Understanding the intricacies of skeletal development is not only an important aspect of human biology, it is critical to the field of biomedical engineering for the development of novel therapies to treat skeletal disorders.
Human height is a classic polygenic trait that is highly heritable and has been studied for a number of years to provide insight into aspects of human growth and development. Over the years a number of candidate genes have shown to be involved in height determination however, it is still unclear how these genes directly influence height or skeletal growth.
Yet, a team of scientists from the Virginia Commonwealth University’s (VCU) School of Medicine and Engineering believe they have identified the association between human height and a specific gene found in sperm.
The VCU scientists observed that a targeted mutation in the sperm associated antigen 17 (SPAG17) gene led to skeletal malformations in mice, such as a shortened hind limb length, fused segments of the sternum, and defects in bone mineralization.

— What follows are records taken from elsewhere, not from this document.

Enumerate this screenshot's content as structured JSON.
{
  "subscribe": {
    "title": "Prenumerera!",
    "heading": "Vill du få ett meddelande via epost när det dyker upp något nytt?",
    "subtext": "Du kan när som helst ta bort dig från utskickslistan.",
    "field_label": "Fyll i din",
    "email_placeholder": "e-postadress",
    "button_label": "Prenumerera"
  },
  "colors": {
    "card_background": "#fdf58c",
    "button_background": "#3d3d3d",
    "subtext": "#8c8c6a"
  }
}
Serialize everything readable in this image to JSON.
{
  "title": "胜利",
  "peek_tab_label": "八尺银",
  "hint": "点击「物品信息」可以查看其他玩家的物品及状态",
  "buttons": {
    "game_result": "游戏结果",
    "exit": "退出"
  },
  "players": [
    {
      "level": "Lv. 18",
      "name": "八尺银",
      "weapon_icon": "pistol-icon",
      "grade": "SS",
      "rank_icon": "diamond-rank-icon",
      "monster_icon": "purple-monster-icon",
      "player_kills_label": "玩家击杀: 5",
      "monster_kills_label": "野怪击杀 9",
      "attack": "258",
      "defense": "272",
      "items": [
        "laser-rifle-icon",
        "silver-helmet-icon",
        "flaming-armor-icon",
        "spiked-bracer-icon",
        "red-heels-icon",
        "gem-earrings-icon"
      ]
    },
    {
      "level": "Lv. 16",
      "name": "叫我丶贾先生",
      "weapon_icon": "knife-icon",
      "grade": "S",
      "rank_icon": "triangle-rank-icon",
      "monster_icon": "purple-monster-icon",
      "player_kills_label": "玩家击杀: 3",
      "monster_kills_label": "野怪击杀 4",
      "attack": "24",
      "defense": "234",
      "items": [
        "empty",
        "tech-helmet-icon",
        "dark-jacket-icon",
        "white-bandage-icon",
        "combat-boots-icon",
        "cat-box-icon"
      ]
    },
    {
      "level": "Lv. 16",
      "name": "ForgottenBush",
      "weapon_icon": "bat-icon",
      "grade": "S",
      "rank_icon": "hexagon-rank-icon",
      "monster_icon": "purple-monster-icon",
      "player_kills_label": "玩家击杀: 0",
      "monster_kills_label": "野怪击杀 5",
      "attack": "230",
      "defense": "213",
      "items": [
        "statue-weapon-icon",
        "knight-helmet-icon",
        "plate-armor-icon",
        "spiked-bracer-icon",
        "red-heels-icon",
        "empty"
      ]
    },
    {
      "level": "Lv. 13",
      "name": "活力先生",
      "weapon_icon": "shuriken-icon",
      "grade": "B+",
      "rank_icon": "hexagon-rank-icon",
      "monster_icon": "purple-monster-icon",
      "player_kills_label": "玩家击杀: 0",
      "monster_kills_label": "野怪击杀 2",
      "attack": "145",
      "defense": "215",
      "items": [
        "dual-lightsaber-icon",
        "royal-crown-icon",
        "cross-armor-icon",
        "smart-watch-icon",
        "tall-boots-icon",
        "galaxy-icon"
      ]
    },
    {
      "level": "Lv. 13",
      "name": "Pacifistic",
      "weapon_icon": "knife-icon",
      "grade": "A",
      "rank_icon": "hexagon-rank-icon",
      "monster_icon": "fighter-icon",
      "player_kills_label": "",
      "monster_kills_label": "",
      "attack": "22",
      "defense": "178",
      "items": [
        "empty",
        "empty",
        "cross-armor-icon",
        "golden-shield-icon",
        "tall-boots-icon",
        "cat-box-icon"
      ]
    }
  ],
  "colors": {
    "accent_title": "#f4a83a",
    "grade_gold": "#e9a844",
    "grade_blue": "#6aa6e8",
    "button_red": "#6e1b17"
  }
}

“The mouse tells us the relationship between SPAG17 and bone length, which would explain why there is an association with height,” explained Jerome Strauss III, M.D., Ph.D., dean of the VCU School of Medicine and co-senior author on the current study.
The findings from this study were published recently in PLOS ONE through an article entitled “Spag17 Deficiency Results in Skeletal Malformations and Bone Abnormalities.”
Interestingly, Dr. Strauss and his team first came across SPAG17 while studying genes that affected male infertility—SPAG17 is involved in sperm motility. After generating a SPAG17 knockout mouse, the researchers expected to observe an infertile muse phenotype.
“It turned out that this animal had other defects that we hadn’t anticipated,” said Maria Teves, Ph.D., postdoctoral researcher in Dr. Strauss’ lab and lead author on the current study. “The animals died within 12 hours of birth, their tibia and femur were shorter than the wild-type mice, and they had skeletal malformations and bone mineralization defects.”
At this point, Dr. Strauss knew he needed some expertise in the area of musculoskeletal biology, so he looked to researchers within the VCU School of Engineering.
“Researchers from Strauss’ lab could see that a problem had occurred, but there are many techniques that we use in biomedical engineering that let us narrow in on what the defect is,” stated Barbara Boyan, Ph.D., dean of the VCU School of Engineering and co-senior author on the study.
Investigators in Dr. Boyan’s lab analyzed the bone shape and embryonic development of the SPAG17 deficient mice, as well as isolated bone cells for growth in culture, to determine if there was any alteration in the cells ability to form bone.
Ultimately, both groups of investigators came to the same conclusion, which was that the bone malformations in the mice were due to the silencing of the SPAG17 gene and that osteoblasts and chondrocytes (bone forming cells) also expressed this gene.
“This was an unexpected finding,” Dr. Boyan said. “It is not a protein that anybody in my field would have thought to look at.”
Both groups were excited about their findings, but emphasized that more research needs to be conducted to fully understand the entire role of SPAG17 in bone development and structure.
“Our findings are very important because they have revealed functions for SPAG17 that extend the role of this gene to regulation of skeletal development, growth, and mineralization,” Dr. Teves explained. “This was just the beginning. The next step is trying to find the mechanisms of why this gene influences skeletal development.”